La Vie d’Apollonios de Tyane, écrite pour satisfaire un désir de l’impératrice Julia, lui est dédiée[1] ; elle parut donc avant 217, date de sa mort. Le célèbre thaumaturge pythagoricien avait disparu depuis plus d’un siècle. Mais la crédulité contemporaine entretenait son souvenir et l’entourait de légendes. On possédait des mémoires de sa vie, authentiques ou non, attribués à son disciple Damis, qui était censé avoir fait pour lui ce qu’Arrien avait fait pour Épictète. On lisait aussi, soit ce que le philosophe Maxime avait raconté de son séjour à Ægae en Achaïe, soit les quatre livres qu’un certain Mœragénès avait composés sur lui[2]. En outre, des récits anonymes circulaient ; on colportait ses lettres, vraies ou fausses ; les villes qu’il avait visitées et les temples dont il avait restauré les oracles le célébraient par des fables qui passaient pour des témoignages[3]. Peu à peu, tout le mysticisme néo-pythagoricien du temps prenait corps dans cette tradition de plus en plus légendaire, et Apollonios devenait un homme divin, en qui ces esprits désorientés réalisaient leur idéal.

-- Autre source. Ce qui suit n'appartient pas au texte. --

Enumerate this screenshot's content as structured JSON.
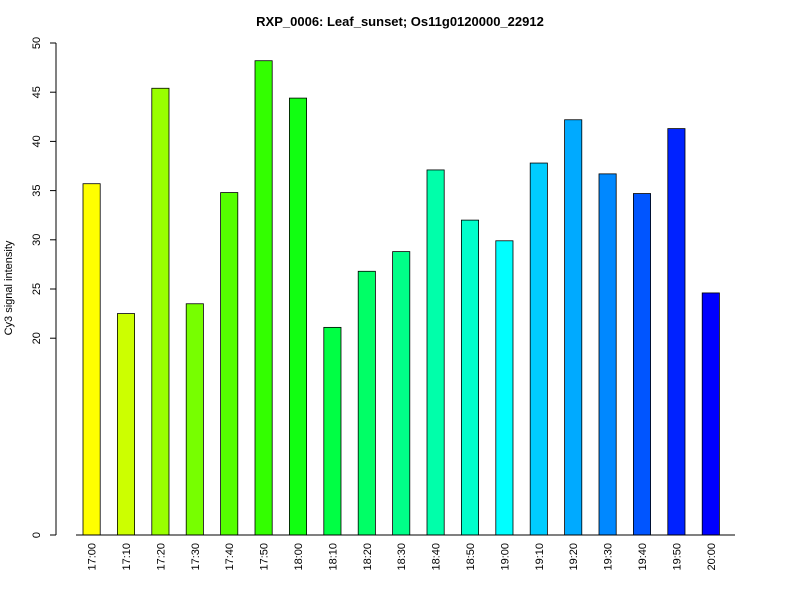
{
  "chart_data": {
    "type": "bar",
    "title": "RXP_0006: Leaf_sunset; Os11g0120000_22912",
    "xlabel": "",
    "ylabel": "Cy3 signal intensity",
    "categories": [
      "17:00",
      "17:10",
      "17:20",
      "17:30",
      "17:40",
      "17:50",
      "18:00",
      "18:10",
      "18:20",
      "18:30",
      "18:40",
      "18:50",
      "19:00",
      "19:10",
      "19:20",
      "19:30",
      "19:40",
      "19:50",
      "20:00"
    ],
    "values": [
      35.7,
      22.5,
      45.4,
      23.5,
      34.8,
      48.2,
      44.4,
      21.1,
      26.8,
      28.8,
      37.1,
      32.0,
      29.9,
      37.8,
      42.2,
      36.7,
      34.7,
      41.3,
      24.6
    ],
    "colors": [
      "#ffff00",
      "#ccff00",
      "#99ff00",
      "#77ff00",
      "#55ff00",
      "#33ff00",
      "#11ff11",
      "#00ff44",
      "#00ff66",
      "#00ff88",
      "#00ffaa",
      "#00ffcc",
      "#00ffff",
      "#00ccff",
      "#00aaff",
      "#0088ff",
      "#0055ff",
      "#0022ff",
      "#0000ff"
    ],
    "yticks": [
      0,
      20,
      25,
      30,
      35,
      40,
      45,
      50
    ],
    "ylim": [
      0,
      50
    ],
    "grid": false,
    "legend": "none"
  }
}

Non seulement Philostrate était incapable de dégager de ces récits confus ce qu’ils contenaient de vérité, mais il n’eut, à aucun degré, le souci de le faire. Le dessein qu’il déclare fut de montrer qu’Apollonios n’était pas un sorcier, « un mage », comme on disait alors, opérant des miracles au moyen de pratiques occultes et d’incantations, mais un homme vraiment doué d’une vertu divine, ou, pour mieux dire, une sorte de dieu. Ce que d’autres appelaient magie, Philostrate le nommait, lui,

  1. Vie d’Apoll., l. I, ch. iii.
  2. Ibid.
  3. Ibid.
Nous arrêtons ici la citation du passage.